Die erhöhte Körpertemperatur wurde 2014 zum ersten Mal bei Patienten mit schubförmig remittierender Multipler Sklerose (RRMS) festgestellt. Darüber hinaus war eine höhere Körpertemperatur mit einer schlechteren Müdigkeit verbunden. Diese sehr neuen Erkenntnisse könnten auf eine neue Pathophysiologie für UP hinweisen. Leavitt et al. untersuchten die Körpertemperatur und ihren Zusammenhang mit Müdigkeit in einer italienischen Stichprobe von 44 RRMS-Patienten und 44 gesunden Kontrollpersonen. Sie fanden eine erhöhte Körpertemperatur in der RRMS-Stichprobe (Mittelwert ± SD 37,06 ± 0,26°C) im Vergleich zu gesunden Kontrollen (Mittelwert ± SD 36,89 ± 0,31°C), t(86) = -2,80, P = 0,003). Eine wärmere Körpertemperatur wurde mit einer schlechteren Müdigkeit in Verbindung gebracht, was die Vorstellung einer endogenen Temperaturerhöhung bei Patienten mit RRMS als neuen pathophysiologischen Faktor für die Müdigkeit unterstützt. Diese Ergebnisse verdeutlichen einen Paradigmenwechsel bei der Wirkung von Wärme bei RRMS, von exogen (d. h. UP) zu endogen. Obwohl randomisierte kontrollierte Studien mit kühlenden Behandlungen (z. B. Aspirin, kühlende Kleidung) zur Verringerung der Müdigkeit bei RRMS erfolgreich waren, wird die Betrachtung der endogen erhöhten Körpertemperatur als zugrundeliegendes Ziel die Entwicklung neuartiger Behandlungen verbessern.

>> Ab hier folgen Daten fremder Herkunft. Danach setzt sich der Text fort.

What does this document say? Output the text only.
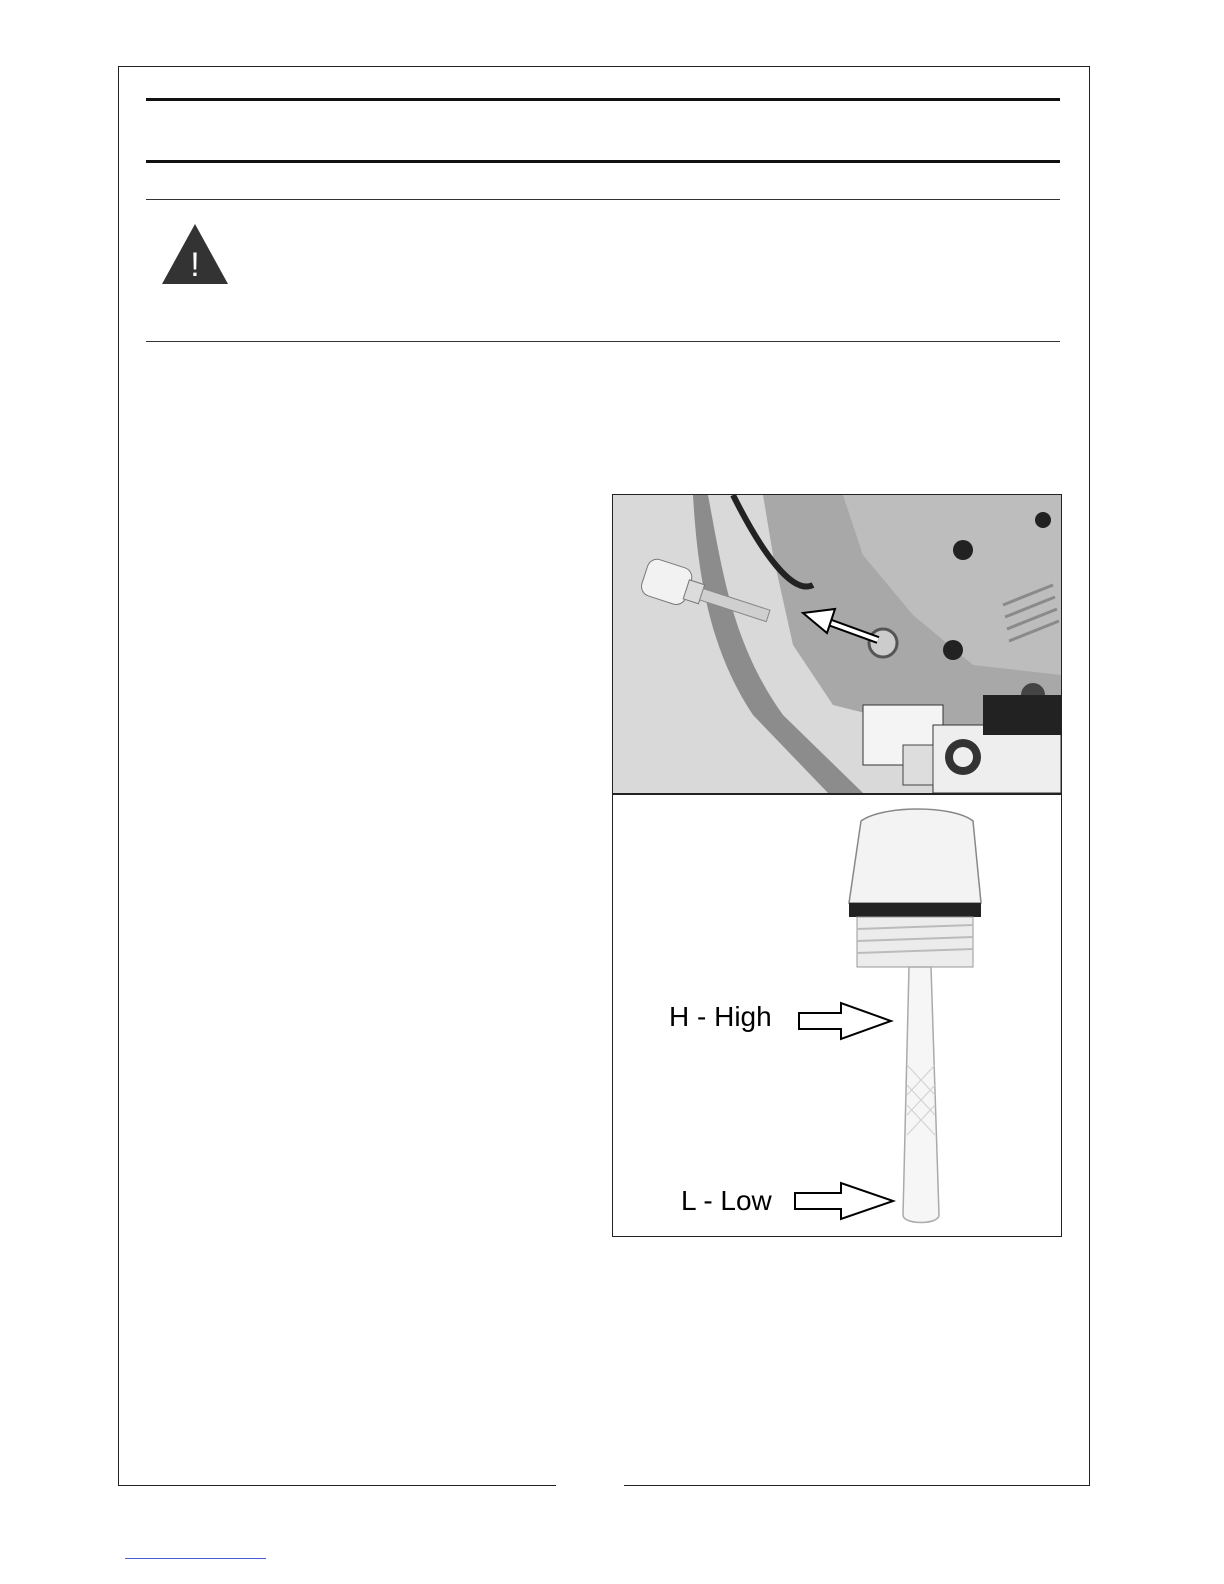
!
H - High
L - Low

In einer Querschnittsstudie mit 50 RRMS-Patienten verglichen Sumowski und Leavitt 40 gesunde Kontrollpersonen und 22 Patienten mit sekundär progredienter Multipler Sklerose (SPMS) und bestätigten, dass die Körpertemperatur bei RRMS erhöht ist und mit Müdigkeit in Verbindung steht, auch ohne Wärmeexposition. Es gab einen großen Effekt der Gruppe (P<.001, ηp(2)=.132), wobei die Körpertemperatur bei Patienten mit RRMS (37,04°±.27°C) höher war als bei gesunden Kontrollen (36,83°±.33°C; P=.009) und Patienten mit SPMS (36,75°±.39°C; P=.001). Eine wärmere Körpertemperatur bei Patienten mit RRMS war mit einer schlechteren allgemeinen Müdigkeit verbunden (FSS; rp=.315, P=.028).